Steadfastness. This has been my life theme as of late. My heart is steadfast.

 The ESV translates the word chesed as steadfast love. The steadfast love of the Lord endures forever. It is constant and continual, faithful and ever true. It does not change no matter what we do. I'm in need of that something constant in my life. God's love for us is steadfast, firm, fixed, unchanging. How is it that God doesn't have to choose to be faithful? It's just who He is. I do not understand this kind of love. But it's the source of everything good in my life. And by good, I'm not referring to anything tangible although it is the source of all tangible good in my life as well. But rather, just the good in my life. The peace and comfort, the joy and victory, all that He gives me especially when I most need it. This steadfast love is the reason that my heart can be steadfast even when the "storms" of life that I encounter try to knock me down. And some of these storms have been giving it their best.

Life has been crazy hectic lately.
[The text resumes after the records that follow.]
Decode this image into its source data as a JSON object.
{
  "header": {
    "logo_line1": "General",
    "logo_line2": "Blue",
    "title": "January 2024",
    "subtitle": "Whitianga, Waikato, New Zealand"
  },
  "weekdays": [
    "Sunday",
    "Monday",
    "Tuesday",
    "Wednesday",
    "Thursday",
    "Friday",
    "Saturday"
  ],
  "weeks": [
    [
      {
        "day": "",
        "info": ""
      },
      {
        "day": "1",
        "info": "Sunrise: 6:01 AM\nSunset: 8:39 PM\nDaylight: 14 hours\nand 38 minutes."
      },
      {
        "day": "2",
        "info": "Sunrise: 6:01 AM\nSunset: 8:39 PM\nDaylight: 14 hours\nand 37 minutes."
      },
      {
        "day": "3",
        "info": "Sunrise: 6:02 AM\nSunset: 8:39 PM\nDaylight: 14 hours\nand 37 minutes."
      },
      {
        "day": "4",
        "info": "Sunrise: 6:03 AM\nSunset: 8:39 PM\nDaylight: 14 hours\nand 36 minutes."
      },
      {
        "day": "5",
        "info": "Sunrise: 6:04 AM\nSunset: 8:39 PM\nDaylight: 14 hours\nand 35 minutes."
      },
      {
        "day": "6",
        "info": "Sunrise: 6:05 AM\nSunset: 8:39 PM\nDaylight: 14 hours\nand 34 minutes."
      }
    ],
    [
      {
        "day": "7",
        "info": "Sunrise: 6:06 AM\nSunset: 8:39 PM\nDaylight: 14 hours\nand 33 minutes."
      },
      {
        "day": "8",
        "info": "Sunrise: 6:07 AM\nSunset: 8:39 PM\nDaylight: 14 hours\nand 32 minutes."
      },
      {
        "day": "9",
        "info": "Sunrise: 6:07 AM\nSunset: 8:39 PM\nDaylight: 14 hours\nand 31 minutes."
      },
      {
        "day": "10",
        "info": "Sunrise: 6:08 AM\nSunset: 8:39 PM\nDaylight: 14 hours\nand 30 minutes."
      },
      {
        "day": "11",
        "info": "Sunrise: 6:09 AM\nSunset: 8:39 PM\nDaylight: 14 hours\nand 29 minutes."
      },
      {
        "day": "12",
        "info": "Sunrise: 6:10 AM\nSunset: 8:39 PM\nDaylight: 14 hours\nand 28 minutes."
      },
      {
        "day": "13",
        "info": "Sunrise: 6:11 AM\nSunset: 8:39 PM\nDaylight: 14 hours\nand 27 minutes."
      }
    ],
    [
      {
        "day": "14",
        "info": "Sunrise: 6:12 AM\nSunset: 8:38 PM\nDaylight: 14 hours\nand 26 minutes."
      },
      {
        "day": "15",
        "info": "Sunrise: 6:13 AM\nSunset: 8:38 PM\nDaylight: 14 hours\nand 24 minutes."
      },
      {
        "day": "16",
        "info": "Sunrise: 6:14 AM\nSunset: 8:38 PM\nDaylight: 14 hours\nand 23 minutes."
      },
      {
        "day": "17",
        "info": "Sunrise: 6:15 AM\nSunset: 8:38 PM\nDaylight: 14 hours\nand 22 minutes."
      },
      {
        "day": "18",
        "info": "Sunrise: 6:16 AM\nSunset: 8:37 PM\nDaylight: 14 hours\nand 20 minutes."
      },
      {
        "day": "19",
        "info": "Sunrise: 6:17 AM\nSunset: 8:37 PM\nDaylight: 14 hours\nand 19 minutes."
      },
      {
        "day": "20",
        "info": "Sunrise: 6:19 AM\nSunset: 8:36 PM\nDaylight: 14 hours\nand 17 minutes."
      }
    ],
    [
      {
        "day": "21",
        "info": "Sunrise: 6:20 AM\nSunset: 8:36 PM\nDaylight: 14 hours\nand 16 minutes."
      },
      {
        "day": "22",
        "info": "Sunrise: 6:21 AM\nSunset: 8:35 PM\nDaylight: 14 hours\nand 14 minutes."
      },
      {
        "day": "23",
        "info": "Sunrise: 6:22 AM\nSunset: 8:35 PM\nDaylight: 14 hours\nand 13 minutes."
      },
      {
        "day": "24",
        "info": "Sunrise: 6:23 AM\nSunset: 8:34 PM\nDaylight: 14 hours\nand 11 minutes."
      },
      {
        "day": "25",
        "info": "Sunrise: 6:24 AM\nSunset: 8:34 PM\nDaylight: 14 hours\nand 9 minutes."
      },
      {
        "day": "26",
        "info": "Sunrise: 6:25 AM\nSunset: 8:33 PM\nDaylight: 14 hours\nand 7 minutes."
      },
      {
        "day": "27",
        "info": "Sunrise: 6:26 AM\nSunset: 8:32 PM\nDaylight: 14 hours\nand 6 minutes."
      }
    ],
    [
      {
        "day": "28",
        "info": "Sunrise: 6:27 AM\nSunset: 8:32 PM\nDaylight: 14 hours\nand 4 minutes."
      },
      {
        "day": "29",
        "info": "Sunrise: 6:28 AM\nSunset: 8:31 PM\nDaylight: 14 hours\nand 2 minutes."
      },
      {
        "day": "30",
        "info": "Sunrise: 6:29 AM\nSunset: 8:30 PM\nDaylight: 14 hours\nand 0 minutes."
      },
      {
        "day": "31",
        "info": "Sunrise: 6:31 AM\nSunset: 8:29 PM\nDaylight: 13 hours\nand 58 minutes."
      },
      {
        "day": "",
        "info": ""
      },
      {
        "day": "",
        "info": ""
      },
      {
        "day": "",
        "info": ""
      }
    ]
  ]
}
I have hardly had a chance to just sit down, and I was kind of embarrassed on Tuesday morning that I didn't even know who had won the Saints game the night before. I'm craving rest. Every free minute I get I spend in the word just to allow God to keep my soul on some sort of even keel. Steadfastness. My soul and my heart are steadfast. Though sometimes I do lose my focus, at some point everyday God continues to bring me to that steadfast place with him. The place where I'm reminded that all things are in his hand. That his divine power has given me everything I need for life and godliness through my knowledge of Him who called me by His own glory and goodness (2 Pet.1:4). That the riches of His grace are abundant and overflowing, and He will provide far beyond all I could ever think or imagine. Nothing surprises Him, nothing is too difficult for Him to handle, and everything that is going on in my life is because He wants it to be this way. He is not silent or uninvolved. He's quite active in every intricate aspect of our existence. So whatever has happened and all that is yet to come are completely under His sovereign control. And the One who controls and ordains these things is One whose very nature is love. How deep his love is for us. I wish I understood it more.